Since SARS-CoV-2 is a recent virus, currently, there is no vaccine or
therapeutic antibody to prevent the infection, and more time is required
to develop an effective immune strategy against the pathogen. In
addition to supportive treatments, medical treatments (antivirals,
antibiotics, corticosteroids, hydroxychloroquine etc.) are applied.

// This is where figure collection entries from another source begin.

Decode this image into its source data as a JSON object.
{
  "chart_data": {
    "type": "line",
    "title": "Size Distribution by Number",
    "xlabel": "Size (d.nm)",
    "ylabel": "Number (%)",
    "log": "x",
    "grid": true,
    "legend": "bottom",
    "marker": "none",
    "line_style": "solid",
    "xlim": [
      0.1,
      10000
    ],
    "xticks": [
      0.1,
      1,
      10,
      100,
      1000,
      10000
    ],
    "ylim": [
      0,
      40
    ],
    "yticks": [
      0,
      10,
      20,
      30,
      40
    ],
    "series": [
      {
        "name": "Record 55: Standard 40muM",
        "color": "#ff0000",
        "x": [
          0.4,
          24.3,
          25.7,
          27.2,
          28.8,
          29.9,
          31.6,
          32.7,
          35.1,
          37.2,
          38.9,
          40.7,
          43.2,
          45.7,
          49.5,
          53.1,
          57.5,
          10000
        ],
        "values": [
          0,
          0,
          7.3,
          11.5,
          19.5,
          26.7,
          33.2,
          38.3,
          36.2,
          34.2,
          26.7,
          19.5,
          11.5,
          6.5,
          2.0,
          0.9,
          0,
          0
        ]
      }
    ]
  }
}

Unfortunately, a standard treatment protocol applied worldwide has
unfortunately not yet been developed. Many treatment options have been
tried in China and other countries and their effects on the virus have
been published. Russell et al.10 suggested that
corticosteroid therapy should not be used other than SARS-CoV-2 induced
lung injury or shock therapy. In another study had identified 4 small
molecular drugs (prulifloxacin, nelfinavir, bictegravir, tegobuvir) with
high binding capacity with SARS-CoV-2 main protease.11In addition, remdesivir and chloroquine have been shown to effectively
inhibit SARS-CoV-2 in vitro and have been reported as potential
treatments for COVID-19 as well as baricitinib.12,13The fact that it is seen later in our country compared to other world
countries has been an advantage in terms of applying the most effective
treatment. The scientific committee formed by our Ministry of Health has
determined treatment algorithms according to the severity of the disease
by considering the current literature and updating it continuously. We
applied treatment to our patients according to this algorithm in our
clinic.
Conventional ways of transmission of SARS-CoV-2 are thought to be
similar to other contemporary coronavirus syndromes. However, detection
of SARS-CoV-2 in the gastrointestinal tract, saliva, and urine may
suggest other potential portals of transmission as
well.14 Transmission of COVID-19 is mainly through
respiratory droplets from cough or sneeze, direct contact and aerosol
transmission is also possible. Droplets can be deposited in the mouths,
noses, or eyes of people nearby or be inhaled into the lungs of those in
close proximity. In the light of this information, measures including
strict precautions, adequate protective devices, and infection control
training should be implemented for all hospital workers, especially
assistants and cleaners who handle the excreta of these patients and
toilet disinfection. When the transmission path in our study was
examined, 10 patients were infected in hospital environment (hospital
worker, during admission to the outpatient clinic as a patient or during
a visit to the patient), while 5 patients were transmitted through
direct contact due to a COVID-19 patient diagnosed in the patient’s
family. We think that these patients were infected during the period
when COVID-19 was not seen commonly in hospitals and individuals did not
take adequate measures and surgical masks was not used widely in our
country.
COVID-19 is mainly manifested as fever, accompanied by cough, fatigue,
muscular soreness, chest depression, shortness of breath, diarrhea and
other symptoms.15 In accordance with the literature,
fever, fatigue, muscle and joint pain, dry cough, headache and throat
pain, sudden loss of taste and smell in our patients were also
determined. Most of our patients had normal or decreased white blood
cell count and low lymphocyte count.
This study has several limitations. Lack of a prospective, comparative
study with control group and low number of cases can be listed as the
main limitations. Another limitation is that follow-up times are very
short. Despite all these limitations, we know that our study is the
first and only study on this subject, and we think that it may be
helpful in this period. Although there are deficiencies, it can be a
guide for the studies to be carried out and contribute to the
information about COVID-19 disease that is still spreading rapidly.